Alpargatas posted upbeat results for the first quarter of 2016, despite the ongoing low consumption rate and other economic problems in Brazil. Total revenues increased by 9.3 percent to 1,011.6 million reais (€251.1m-$281.9m) during the quarter ended March 31 for the company that owns the Havaianas and Dupé brands of rubber sandals.
Domestic sales were up by 7.6 percent to R$578.1 million (€143.5m-$161.1m). Topper and Rainha, two loss-making sports brands whose divestiture was completed on May 2, were not included in the results. On the other hand, sales of non-footwear products such as the Osklen brand of surf-inspired clothing rose by 101.4 percent in Brazil, and by 10.6 percent elsewhere.
Outside Brazil, the devaluation of the real favored the group's operations, in particular in the Europe, Middle East and Africa (EMEA) region. Revenues from the international sandals business, represented mainly by sales of Havaianas sandals to foreign distributors and through its subsidiaries in the U.S. and Europe, increased by 23.7 percent to R$235.7 million (€58.5m-$65.7m), but the sales of the group's Argentinian subsidiary remained flat at R$197.8 million (€49.1m-$55.1m).
Alpargatas sold a total of 60,993,000 pairs of sandals, 5.8 percent more than in the year-ago quarter. Volumes gained 9.0 percent to 52,273,000 pairs in Brazil, driven by purchases via the indirect wholesale and distributor channels to replace inventories liquidated through high sell-out rates. However, volumes dropped by 10.2 percent to 8,720,000 pairs in other markets due to the impact of lower sales to countries that restrict imports or the remittance of funds. In the U.S., the company said, major customers postponed their purchases to the second quarter.
In the sporting goods and textiles segment, which includes the company's licenses for the Mizuno and Timberland brands, the company sold 2,124,000 pairs of shoes, down by 25.5 percent on the first quarter of 2015, with big drops in Brazil as well as Argentina.

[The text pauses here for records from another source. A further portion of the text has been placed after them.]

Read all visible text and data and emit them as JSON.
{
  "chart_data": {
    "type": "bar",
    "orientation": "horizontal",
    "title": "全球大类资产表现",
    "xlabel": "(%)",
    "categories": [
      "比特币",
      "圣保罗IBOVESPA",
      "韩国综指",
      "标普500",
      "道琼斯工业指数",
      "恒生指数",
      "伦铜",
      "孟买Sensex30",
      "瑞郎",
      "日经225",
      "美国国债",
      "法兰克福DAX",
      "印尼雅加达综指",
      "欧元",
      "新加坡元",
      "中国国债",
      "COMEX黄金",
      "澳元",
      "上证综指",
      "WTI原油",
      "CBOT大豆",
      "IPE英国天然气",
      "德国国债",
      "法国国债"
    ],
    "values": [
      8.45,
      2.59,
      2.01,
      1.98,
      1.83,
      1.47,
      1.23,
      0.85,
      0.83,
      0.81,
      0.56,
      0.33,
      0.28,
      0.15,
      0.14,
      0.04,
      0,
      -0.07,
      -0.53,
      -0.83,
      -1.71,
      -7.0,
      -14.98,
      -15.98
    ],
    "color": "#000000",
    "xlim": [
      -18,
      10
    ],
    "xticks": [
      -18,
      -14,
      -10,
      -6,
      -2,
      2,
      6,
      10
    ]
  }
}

Apparel sales decreased by 13.7 percent, although the company sold 15.3 percent more pieces of apparel.
In Brazil, the decrease in footwear sales was felt more by Mizuno, due to the fact that discounts that had been granted in the first three months of 2015 made this quarter comparatively stronger than the first quarter of 2016. On the other hand, price increases initiated by Alpargatas to improve margins were not followed by the competition.

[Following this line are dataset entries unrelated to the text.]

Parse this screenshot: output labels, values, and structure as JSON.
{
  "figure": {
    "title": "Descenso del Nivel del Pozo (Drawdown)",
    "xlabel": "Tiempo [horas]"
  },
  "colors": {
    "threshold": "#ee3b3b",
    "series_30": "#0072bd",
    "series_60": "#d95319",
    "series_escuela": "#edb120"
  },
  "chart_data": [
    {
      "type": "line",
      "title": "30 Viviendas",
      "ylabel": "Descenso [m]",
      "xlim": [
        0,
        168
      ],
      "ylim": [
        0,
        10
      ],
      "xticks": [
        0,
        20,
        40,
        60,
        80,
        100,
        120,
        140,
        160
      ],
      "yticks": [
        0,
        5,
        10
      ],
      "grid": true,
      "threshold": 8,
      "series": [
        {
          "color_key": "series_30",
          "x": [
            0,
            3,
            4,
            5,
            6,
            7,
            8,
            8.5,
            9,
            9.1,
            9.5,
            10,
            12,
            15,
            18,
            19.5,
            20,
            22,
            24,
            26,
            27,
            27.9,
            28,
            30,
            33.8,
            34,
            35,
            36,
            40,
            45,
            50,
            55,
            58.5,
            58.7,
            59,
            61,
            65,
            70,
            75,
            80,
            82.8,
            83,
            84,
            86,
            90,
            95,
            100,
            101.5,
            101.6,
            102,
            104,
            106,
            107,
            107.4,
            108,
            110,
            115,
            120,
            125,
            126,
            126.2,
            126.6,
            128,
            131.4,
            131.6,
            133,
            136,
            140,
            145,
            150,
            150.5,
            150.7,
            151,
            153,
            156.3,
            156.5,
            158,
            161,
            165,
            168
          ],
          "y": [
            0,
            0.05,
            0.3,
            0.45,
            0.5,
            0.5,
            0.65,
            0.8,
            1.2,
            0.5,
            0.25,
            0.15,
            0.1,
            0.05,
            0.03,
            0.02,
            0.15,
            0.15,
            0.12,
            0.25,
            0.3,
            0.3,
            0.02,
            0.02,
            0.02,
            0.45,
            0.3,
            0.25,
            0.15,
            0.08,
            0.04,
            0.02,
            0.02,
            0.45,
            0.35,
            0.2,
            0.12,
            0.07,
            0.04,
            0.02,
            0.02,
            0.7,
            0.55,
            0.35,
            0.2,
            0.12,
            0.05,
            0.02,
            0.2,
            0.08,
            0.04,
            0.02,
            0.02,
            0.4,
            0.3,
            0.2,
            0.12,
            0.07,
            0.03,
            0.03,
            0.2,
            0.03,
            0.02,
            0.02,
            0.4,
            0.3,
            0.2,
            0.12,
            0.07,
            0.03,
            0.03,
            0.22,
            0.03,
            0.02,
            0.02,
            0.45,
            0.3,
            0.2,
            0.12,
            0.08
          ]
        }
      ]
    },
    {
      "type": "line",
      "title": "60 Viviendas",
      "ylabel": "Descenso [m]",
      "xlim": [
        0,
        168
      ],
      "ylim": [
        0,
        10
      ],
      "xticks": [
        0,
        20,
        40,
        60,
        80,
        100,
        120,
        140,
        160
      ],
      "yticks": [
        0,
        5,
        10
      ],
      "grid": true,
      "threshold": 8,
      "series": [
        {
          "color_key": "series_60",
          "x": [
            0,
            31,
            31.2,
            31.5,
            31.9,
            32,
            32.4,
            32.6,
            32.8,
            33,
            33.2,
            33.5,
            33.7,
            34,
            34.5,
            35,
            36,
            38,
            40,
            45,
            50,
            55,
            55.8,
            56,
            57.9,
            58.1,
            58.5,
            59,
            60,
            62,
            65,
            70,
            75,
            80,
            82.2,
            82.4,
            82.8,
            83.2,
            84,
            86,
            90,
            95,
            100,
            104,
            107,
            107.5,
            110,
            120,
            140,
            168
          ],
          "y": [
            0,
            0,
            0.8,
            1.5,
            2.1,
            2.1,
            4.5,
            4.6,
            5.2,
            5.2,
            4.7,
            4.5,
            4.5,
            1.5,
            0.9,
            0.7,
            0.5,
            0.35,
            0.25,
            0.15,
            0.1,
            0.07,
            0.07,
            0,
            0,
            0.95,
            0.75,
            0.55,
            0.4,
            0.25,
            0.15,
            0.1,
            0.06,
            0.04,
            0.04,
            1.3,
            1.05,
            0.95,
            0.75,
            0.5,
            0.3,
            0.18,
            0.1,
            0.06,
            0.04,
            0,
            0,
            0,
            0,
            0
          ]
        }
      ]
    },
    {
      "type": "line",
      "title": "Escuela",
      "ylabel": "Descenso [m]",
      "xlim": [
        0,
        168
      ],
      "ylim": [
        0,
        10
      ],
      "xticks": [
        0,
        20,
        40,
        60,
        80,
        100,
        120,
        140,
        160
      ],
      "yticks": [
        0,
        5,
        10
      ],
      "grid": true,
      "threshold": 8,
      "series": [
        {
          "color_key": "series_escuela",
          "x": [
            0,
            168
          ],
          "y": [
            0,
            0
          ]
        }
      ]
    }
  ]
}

In Argentina, the drop in footwear sales was concentrated on the Rueda brand. The volume of Topper shoes sold by the Argentinian operations declined by 19 percent, partly because of lower exports to other Latin American countries.

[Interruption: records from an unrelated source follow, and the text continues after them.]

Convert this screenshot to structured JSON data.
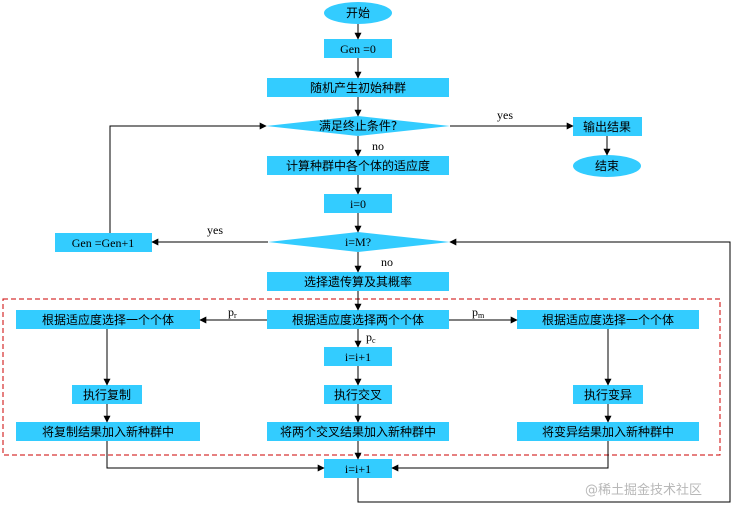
{
  "colors": {
    "box_fill": "#33CCFF",
    "line": "#000000",
    "dashed_border": "#CC0000",
    "watermark": "#b8b8b8"
  },
  "nodes": {
    "start": "开始",
    "gen0": "Gen =0",
    "init_pop": "随机产生初始种群",
    "term_cond": "满足终止条件?",
    "output": "输出结果",
    "end": "结束",
    "fitness": "计算种群中各个体的适应度",
    "i0": "i=0",
    "iM": "i=M?",
    "gen_inc": "Gen =Gen+1",
    "select_op": "选择遗传算及其概率",
    "select_left": "根据适应度选择一个个体",
    "select_two": "根据适应度选择两个个体",
    "select_right": "根据适应度选择一个个体",
    "i_inc_mid": "i=i+1",
    "copy": "执行复制",
    "crossover": "执行交叉",
    "mutate": "执行变异",
    "add_copy": "将复制结果加入新种群中",
    "add_cross": "将两个交叉结果加入新种群中",
    "add_mutate": "将变异结果加入新种群中",
    "i_inc_bottom": "i=i+1"
  },
  "edge_labels": {
    "yes_output": "yes",
    "no_fitness": "no",
    "yes_gen": "yes",
    "no_select": "no",
    "pr_main": "p",
    "pr_sub": "r",
    "pm_main": "p",
    "pm_sub": "m",
    "pc_main": "p",
    "pc_sub": "c"
  },
  "watermark": "@稀土掘金技术社区"
}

As previously reported, Alpargatas has decided to manufacture some models of Mizuno shoes in Brazil because of the high cost of imports due to the devaluation of the real, compounded by the anti-dumping duties on shoes imported from China. At the end of the first quarter, the first five models were being produced at the company's Santa Rita plant in the state of Paraiba.
The group had 691 stores in operation in Brazil and the rest of the world at the end of the quarter, up from 673 at the same time last year. All of them recorded higher sales on a same-store basis except its own and franchised Timberland shops, which registered a drop of 8.4 percent due to weaker demand. Sales at Havaianas stores, including its franchises in Brazil, went up by 18.2 percent because of higher sales of closed shoes and higher average prices. Havaianas sandals are now sold at 545 single-brand stores, up from 520 in the year-ago quarter.Alpargatas' gross margin improved by 2.8 percentage points to 48.1 percent, and the best score was achieved by the international sandals operations, where it grew by 4.4 points to 70.0 percent. It helped these operations reach an operating (Ebitda) margin of 36.7 percent, up by 2.9 percentage points from the year-ago period.
In Argentina, where Alpargatas operates mainly through the Topper brand, profit margins increased due to improved pricing management and higher productivity in operational expenses. The gross margin gained 3.4 percentage points to 31.6 percent, while the Ebitda margin rose by 2.6 percentage points to 14.7 percent. The situation was different in Brazil, where the gross margin edged up by 0.3 percentage points to 44.7 percent in the quarter, while the Ebitda margin lost 1.3 percentage points to 13.2 percent.
The net income of the company, which changed ownership recently as we have previously reported, jumped by 15.3 percent to R$118.4 million (€29.4m-$33.0m) in the quarter, thus delivering a net margin up by 0.6 percentage points to a nice level of 11.7 percent.